Adviser remuneration and incentive alignment will be further examined by the Financial System Inquiry (FSI), with chair David Murray expressing concern over a lack of “best practice” arrangements in the industry.
At a speech to a Centre of International Finance and Regulation workshop on the FSI interim report, Mr Murray said one issue that has been raised through submissions has been the “excessive complexity surrounding the sale and provision of simple financial products”.
“We believe that the combination of disclosure and financial literacy, whilst important, [is] not sufficient in our system,” Mr Murray said.
In this area, he added, the FSI has gone a step further than the 1996 Wallis Inquiry, which focused on “disclosure” as the cure-all for consumer safety.

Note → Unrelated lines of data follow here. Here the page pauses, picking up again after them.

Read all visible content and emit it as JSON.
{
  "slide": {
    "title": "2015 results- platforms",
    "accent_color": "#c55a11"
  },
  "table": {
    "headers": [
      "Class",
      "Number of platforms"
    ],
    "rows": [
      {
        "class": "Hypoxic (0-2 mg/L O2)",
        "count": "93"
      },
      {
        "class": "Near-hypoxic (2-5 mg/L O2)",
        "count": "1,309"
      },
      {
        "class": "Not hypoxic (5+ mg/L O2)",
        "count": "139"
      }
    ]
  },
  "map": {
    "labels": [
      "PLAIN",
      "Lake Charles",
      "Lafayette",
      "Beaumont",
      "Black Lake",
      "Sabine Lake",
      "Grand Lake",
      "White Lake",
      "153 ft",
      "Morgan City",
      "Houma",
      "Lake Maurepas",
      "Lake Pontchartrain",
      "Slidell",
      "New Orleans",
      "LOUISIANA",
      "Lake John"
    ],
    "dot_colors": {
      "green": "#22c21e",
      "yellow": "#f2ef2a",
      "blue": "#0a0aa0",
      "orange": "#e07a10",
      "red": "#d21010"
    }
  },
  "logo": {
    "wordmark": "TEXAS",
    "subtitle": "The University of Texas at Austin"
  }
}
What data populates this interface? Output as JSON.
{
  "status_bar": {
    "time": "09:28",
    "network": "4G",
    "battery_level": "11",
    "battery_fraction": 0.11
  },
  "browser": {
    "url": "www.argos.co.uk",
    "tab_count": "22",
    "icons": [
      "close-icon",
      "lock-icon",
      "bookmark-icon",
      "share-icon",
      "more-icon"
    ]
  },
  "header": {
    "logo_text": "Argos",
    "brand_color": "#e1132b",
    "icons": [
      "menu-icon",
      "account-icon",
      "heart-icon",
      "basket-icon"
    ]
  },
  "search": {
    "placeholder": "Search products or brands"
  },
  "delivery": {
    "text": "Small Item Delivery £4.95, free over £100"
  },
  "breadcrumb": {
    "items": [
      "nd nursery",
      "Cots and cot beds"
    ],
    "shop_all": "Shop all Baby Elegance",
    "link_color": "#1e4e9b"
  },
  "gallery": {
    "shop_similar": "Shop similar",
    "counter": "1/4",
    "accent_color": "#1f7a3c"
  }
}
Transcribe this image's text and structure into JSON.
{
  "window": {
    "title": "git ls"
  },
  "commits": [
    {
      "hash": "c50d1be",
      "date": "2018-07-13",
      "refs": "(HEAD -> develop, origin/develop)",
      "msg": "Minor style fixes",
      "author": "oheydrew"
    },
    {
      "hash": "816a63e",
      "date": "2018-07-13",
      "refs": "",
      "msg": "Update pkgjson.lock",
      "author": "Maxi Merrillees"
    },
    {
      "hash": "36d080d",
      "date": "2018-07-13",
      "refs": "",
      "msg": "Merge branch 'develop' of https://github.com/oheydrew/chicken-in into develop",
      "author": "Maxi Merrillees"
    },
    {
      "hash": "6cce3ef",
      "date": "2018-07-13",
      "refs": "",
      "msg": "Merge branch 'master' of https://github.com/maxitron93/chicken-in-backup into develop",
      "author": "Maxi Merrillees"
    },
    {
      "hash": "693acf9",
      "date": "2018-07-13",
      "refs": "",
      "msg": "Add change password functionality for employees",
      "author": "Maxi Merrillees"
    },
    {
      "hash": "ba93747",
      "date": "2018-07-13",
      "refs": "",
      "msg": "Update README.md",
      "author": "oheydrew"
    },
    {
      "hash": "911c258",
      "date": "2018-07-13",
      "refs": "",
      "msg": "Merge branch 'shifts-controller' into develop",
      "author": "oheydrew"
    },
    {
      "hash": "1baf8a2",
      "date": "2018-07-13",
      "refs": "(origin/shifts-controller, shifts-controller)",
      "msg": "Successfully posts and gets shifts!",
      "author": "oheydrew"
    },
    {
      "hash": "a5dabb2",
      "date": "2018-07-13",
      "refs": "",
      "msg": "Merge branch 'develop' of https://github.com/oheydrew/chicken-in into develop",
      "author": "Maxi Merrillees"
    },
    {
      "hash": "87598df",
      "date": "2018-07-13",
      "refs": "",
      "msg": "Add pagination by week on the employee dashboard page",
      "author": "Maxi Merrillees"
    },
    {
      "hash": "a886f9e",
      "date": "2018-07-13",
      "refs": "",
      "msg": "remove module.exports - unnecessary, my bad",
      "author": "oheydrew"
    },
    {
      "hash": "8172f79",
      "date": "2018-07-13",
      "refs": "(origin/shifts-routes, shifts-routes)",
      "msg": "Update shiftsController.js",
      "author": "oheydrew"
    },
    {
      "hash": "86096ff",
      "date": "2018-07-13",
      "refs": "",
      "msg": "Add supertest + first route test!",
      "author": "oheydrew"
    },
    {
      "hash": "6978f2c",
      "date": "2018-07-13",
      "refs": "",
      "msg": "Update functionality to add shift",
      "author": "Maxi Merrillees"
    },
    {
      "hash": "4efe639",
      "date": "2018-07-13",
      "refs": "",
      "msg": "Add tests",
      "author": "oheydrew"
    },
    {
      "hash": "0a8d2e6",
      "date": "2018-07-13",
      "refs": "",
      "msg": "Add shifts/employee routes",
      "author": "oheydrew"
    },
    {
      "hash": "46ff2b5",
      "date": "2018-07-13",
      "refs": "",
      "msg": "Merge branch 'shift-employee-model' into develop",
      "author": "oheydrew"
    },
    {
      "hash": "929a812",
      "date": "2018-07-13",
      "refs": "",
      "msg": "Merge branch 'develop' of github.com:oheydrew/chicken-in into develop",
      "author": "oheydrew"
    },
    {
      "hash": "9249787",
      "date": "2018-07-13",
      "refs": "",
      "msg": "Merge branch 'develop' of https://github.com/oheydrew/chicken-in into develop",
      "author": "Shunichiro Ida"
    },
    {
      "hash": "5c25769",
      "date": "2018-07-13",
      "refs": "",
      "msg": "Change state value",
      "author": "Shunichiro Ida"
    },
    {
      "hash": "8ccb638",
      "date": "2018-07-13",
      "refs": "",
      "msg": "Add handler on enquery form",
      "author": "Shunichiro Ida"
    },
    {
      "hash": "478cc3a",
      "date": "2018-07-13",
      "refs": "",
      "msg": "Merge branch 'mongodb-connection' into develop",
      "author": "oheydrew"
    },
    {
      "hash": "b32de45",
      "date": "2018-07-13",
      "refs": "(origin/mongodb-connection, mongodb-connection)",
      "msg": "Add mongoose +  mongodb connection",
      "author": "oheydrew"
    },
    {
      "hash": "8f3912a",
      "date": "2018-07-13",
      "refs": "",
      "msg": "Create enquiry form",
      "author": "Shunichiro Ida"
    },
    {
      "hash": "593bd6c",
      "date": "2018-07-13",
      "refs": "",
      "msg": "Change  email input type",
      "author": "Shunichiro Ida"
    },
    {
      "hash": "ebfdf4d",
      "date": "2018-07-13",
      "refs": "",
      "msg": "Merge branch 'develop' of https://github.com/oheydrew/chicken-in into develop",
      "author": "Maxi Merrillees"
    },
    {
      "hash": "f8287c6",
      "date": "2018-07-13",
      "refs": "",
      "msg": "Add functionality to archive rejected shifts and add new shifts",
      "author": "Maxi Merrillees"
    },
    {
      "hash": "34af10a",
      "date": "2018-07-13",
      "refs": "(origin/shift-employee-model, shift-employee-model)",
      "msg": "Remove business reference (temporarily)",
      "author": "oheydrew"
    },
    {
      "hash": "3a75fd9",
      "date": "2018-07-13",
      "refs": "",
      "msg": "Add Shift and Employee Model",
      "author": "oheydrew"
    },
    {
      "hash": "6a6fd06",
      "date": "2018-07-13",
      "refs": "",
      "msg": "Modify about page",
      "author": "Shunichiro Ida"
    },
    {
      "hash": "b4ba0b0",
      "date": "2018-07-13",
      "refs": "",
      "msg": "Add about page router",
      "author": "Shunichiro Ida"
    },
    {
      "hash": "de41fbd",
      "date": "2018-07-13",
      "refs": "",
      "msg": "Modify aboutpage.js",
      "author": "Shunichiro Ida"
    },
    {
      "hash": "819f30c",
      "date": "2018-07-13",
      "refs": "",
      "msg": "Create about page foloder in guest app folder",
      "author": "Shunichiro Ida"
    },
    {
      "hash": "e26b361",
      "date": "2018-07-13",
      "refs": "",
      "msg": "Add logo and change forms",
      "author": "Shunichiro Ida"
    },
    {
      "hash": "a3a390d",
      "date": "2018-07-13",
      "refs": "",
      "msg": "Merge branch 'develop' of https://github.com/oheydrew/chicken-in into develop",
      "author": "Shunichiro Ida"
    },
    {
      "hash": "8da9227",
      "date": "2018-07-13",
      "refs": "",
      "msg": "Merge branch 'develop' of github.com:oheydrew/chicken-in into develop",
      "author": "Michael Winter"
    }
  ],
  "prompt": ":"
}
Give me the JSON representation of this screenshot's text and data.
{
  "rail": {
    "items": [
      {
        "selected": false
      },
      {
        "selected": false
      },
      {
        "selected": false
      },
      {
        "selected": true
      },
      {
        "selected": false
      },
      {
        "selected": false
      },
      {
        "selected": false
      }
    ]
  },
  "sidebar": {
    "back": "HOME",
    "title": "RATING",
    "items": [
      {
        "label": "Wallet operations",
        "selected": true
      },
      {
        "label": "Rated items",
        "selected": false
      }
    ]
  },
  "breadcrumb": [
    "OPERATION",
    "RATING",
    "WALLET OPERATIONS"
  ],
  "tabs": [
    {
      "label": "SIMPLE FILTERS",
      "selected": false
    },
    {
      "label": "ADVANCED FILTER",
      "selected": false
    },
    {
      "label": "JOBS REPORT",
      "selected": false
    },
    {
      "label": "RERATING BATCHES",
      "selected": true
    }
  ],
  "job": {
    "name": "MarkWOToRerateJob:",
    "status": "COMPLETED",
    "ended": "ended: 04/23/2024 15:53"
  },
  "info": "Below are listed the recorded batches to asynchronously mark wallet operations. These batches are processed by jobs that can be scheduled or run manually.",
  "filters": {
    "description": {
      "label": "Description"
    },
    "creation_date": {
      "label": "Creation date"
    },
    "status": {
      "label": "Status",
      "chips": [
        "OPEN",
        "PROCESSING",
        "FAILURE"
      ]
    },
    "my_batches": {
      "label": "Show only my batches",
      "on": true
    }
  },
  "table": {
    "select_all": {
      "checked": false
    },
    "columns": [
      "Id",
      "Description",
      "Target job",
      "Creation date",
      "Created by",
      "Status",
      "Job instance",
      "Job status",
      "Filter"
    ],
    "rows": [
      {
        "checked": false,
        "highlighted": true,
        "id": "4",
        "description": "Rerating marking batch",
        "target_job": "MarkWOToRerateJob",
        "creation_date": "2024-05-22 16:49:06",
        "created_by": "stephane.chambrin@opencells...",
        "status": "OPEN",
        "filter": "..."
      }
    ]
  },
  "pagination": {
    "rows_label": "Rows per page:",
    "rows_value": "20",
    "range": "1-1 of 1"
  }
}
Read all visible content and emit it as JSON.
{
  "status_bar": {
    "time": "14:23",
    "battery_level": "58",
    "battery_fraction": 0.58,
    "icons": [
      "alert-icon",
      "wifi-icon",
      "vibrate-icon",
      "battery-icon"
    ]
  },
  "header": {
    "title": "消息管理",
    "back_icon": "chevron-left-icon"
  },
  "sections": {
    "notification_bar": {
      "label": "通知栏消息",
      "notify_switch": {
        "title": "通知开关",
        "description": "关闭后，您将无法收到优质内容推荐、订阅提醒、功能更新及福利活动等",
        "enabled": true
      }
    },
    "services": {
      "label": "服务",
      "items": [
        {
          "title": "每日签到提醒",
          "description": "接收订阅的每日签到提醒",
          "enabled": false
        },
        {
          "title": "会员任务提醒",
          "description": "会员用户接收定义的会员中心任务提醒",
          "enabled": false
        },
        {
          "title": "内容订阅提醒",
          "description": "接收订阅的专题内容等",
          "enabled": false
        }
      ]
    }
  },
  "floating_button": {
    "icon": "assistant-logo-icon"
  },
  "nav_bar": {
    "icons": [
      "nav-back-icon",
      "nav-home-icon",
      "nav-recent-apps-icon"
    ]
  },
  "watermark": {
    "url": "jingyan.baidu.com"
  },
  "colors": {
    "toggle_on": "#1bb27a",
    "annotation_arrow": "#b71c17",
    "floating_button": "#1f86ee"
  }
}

“There seems to be a need to have a system in which there is a much higher incentive on product providers and distributors in the system to build trust in their own customers,” Mr Murray said.
“We’re looking at the regulatory arrangements, the enforcement arrangements, the penalty arrangements much more closely, and we’ve looked at how these things work outside Australia.”
He explained that other products, such as air safety, pharmaceuticals and medical services, were the subject of heavy regulation and that it was important to get the level of regulation for financial services right.
“It would be simplistic to say that people don’t die from their financial services if they’re badly designed, but what has been very clear to us in the public forums that we’ve held is the degree of suffering [for] people who do lose substantially is very significant,” Mr Murray said.
“So from that perspective, we are trying to work out what should be the regulatory response. A regulatory arrangement where the regulator is trying to second guess every product in the market does not work.”